Bug bounty programs also deliver rapid vulnerability discovery across multiple attack surfaces. With this approach, organisations receive prioritised vulnerabilities and real-time remediation advice throughout the process to accelerate the discovery of, and solution to vulnerabilities.

Another appeal of bug bounties is that due to the continuous nature of testing, more vulnerabilities are found over time as opposed to pen-testing. This is key to financial institutions that require agility to keep up with the continuous roll-out and updates of applications.

 

The cornerstone to a successful security programme

The risk posed to financial institutions by cyber threats will only continue, as evidenced by the number of data breaches seen in recent times. The COVID-19 pandemic has only exacerbated these risks, especially with almost all FIs having needed to shift to a remote working environment – which has only widened the attack landscape.

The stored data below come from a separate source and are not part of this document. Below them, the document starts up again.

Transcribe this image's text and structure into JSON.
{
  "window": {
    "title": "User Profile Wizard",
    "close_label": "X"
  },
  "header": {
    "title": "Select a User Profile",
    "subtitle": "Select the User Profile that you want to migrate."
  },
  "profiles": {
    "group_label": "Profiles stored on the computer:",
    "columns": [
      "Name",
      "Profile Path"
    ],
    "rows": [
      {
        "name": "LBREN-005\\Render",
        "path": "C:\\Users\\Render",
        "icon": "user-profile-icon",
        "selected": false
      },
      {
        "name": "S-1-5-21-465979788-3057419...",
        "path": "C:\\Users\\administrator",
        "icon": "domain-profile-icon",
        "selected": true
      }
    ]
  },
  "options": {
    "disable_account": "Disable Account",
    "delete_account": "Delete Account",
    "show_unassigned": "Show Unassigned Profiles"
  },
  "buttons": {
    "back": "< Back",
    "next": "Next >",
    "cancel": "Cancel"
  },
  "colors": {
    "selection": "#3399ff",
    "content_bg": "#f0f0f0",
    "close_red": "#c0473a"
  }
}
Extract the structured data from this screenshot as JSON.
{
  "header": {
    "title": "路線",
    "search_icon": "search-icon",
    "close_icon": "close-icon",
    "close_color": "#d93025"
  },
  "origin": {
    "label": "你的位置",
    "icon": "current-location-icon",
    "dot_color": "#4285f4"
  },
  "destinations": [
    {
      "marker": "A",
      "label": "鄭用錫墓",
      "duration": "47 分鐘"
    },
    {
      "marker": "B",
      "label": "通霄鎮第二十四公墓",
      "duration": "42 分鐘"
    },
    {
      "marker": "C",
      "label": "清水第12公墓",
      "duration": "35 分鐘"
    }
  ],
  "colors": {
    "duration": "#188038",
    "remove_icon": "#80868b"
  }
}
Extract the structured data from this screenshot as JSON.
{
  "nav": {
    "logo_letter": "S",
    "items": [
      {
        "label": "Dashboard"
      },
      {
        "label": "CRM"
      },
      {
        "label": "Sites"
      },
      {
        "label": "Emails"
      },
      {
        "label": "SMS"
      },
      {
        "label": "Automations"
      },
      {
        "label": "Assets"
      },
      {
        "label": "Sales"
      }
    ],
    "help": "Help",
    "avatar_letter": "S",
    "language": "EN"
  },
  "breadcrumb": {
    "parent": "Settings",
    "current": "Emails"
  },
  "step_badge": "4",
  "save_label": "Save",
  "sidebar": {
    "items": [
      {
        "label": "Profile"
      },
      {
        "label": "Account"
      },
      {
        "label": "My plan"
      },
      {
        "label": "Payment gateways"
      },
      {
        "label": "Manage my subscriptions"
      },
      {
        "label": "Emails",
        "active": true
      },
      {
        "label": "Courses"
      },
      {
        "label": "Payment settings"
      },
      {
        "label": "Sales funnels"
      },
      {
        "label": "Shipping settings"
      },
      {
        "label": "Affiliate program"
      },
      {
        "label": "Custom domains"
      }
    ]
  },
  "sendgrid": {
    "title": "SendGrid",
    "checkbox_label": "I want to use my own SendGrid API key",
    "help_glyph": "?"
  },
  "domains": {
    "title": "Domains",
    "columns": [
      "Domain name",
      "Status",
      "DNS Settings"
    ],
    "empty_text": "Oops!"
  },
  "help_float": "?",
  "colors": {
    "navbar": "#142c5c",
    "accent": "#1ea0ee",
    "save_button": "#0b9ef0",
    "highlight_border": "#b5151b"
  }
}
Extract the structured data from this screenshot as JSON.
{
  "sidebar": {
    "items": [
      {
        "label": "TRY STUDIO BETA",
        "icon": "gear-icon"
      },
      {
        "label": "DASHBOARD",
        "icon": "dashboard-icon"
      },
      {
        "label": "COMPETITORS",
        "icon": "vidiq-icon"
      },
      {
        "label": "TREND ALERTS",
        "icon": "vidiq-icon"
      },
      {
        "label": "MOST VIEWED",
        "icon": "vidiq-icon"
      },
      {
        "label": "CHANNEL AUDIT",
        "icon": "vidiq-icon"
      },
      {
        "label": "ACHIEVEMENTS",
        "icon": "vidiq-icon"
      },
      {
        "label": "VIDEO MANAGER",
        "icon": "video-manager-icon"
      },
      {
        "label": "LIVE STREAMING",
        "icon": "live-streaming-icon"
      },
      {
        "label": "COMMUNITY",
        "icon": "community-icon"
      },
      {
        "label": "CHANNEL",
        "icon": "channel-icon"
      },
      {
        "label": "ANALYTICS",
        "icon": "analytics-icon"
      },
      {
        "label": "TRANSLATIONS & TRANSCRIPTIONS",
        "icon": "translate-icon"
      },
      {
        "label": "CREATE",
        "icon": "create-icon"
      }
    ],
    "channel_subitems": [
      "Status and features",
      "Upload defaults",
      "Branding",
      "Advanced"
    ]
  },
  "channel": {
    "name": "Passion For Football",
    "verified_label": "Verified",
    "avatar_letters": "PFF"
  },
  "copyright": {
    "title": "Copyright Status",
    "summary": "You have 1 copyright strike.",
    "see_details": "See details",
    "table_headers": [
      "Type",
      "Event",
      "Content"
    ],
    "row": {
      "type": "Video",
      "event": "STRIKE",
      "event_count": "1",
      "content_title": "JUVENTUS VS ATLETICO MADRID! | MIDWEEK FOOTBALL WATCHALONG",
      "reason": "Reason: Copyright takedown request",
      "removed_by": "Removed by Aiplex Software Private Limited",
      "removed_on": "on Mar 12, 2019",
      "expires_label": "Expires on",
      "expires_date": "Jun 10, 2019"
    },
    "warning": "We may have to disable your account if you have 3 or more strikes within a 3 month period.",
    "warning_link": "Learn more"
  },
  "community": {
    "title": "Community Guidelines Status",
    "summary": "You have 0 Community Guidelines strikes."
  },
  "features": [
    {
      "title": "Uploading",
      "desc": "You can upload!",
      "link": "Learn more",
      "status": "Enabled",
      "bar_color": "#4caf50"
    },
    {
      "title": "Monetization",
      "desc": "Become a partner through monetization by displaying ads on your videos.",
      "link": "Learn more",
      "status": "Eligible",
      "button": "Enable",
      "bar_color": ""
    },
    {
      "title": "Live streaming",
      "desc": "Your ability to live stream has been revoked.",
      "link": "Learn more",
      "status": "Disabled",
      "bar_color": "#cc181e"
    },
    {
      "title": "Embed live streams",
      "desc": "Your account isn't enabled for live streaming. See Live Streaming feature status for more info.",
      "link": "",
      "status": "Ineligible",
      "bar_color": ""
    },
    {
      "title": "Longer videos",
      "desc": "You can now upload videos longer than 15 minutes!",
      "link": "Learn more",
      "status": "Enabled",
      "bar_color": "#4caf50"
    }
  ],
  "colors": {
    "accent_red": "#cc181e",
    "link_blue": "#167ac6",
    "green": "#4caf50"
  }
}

For FIs, a bug bounty program should be considered a fundamental cornerstone of any security strategy, with it being a modern-day cybersecurity solution that is well-equipped to tackle the immediate security challenges they face. In doing so, FIs will not only prove to customers and stakeholders their commitment to data protection and security but this will also be help them to avoid the monetary damages that could be imposed by regulators if a breach was to take place.